= CyberCode =

Visual tagging system

CyberCode is a visual tagging system based on a 2D barcode technology. Designed to be read by low-cost CMOS or CCD cameras common in mobile devices, it can also be used to determine the 3D position of the tagged object as well as its ID number.

A CyberCode tag is a 2D barcode symbology designed to be read from many angles. A computer with attached camera can locate the tag and decode the data within the 2D barcode. Visual fiduciary markers surrounding the barcode allow the computer to quickly locate the tag within the field of view of the camera. Additionally, the design of the CyberCode tag allows the computer to track position and orientation in three dimensions.

These features allow the tags to be used for augmented reality applications. CyberCode tags affixed to real-world objects would allow the user to view the world through the camera and have the computer overlay additional information over the display. The information encoded in the barcode identifies the object, and because of the tag's design, the computer can detect the orientation of the object relative to the viewer.

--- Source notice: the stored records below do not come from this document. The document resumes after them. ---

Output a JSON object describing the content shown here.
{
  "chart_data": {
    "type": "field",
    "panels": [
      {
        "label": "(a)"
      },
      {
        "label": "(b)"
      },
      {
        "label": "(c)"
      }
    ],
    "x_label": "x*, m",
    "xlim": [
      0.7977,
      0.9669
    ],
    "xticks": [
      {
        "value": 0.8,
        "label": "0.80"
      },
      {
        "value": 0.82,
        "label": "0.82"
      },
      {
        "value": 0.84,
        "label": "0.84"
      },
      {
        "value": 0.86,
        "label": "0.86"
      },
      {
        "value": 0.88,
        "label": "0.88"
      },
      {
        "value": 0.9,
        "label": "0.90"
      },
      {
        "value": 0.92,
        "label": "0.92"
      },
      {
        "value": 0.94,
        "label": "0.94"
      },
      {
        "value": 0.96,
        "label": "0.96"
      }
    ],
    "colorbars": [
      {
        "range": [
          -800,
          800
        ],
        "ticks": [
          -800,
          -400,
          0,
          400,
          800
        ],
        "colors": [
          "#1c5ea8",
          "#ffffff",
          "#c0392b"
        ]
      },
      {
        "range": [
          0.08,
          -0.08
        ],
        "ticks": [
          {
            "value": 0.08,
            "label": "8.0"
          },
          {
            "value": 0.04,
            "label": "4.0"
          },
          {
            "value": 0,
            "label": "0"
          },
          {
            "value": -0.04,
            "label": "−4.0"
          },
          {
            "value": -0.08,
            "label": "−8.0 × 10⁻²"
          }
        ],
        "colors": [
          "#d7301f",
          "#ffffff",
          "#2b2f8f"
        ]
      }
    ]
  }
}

The main limitation of CyberCode is its extremely limited capacity. Holding only 24 data bits plus 7 error correction bits (or 48+14 in a double-sized variant), the number of objects it can identify is limited.

==Examples==
In the video game "Eye of Judgment", CyberCode tags are printed on collectible cards. The surface where the cards are played is situated in front of a camera and the image is shown on the screen. When cards are placed in front of a camera, the computer displays a 3D model over the image of the card. As the card is moved and rotated on the playing surface, the computer can re-orient the 3D model to the new position of the card.

Some other, hypothetical examples include:
- A CyberCode tag is printed next to each diagram in an anatomy textbook. A student, equipped with a video-enabled phone or computer can quickly bring up a 3D version of the diagram on the computer and rotate and zoom to get a better view.
- An auto mechanic, equipped with video goggles could look at an engine and have diagnostic information overlain on the actual engine he is working on.
- CyberCode tags placed on products in a store would allow a shopper with a camera-equipped phone or PDA to quickly reference additional information such as videos of the product in use or consumer reviews.
- CyberCode tags in print advertisements could allow readers to quickly bookmark the manufacturer's website without the need to type the address into the computer.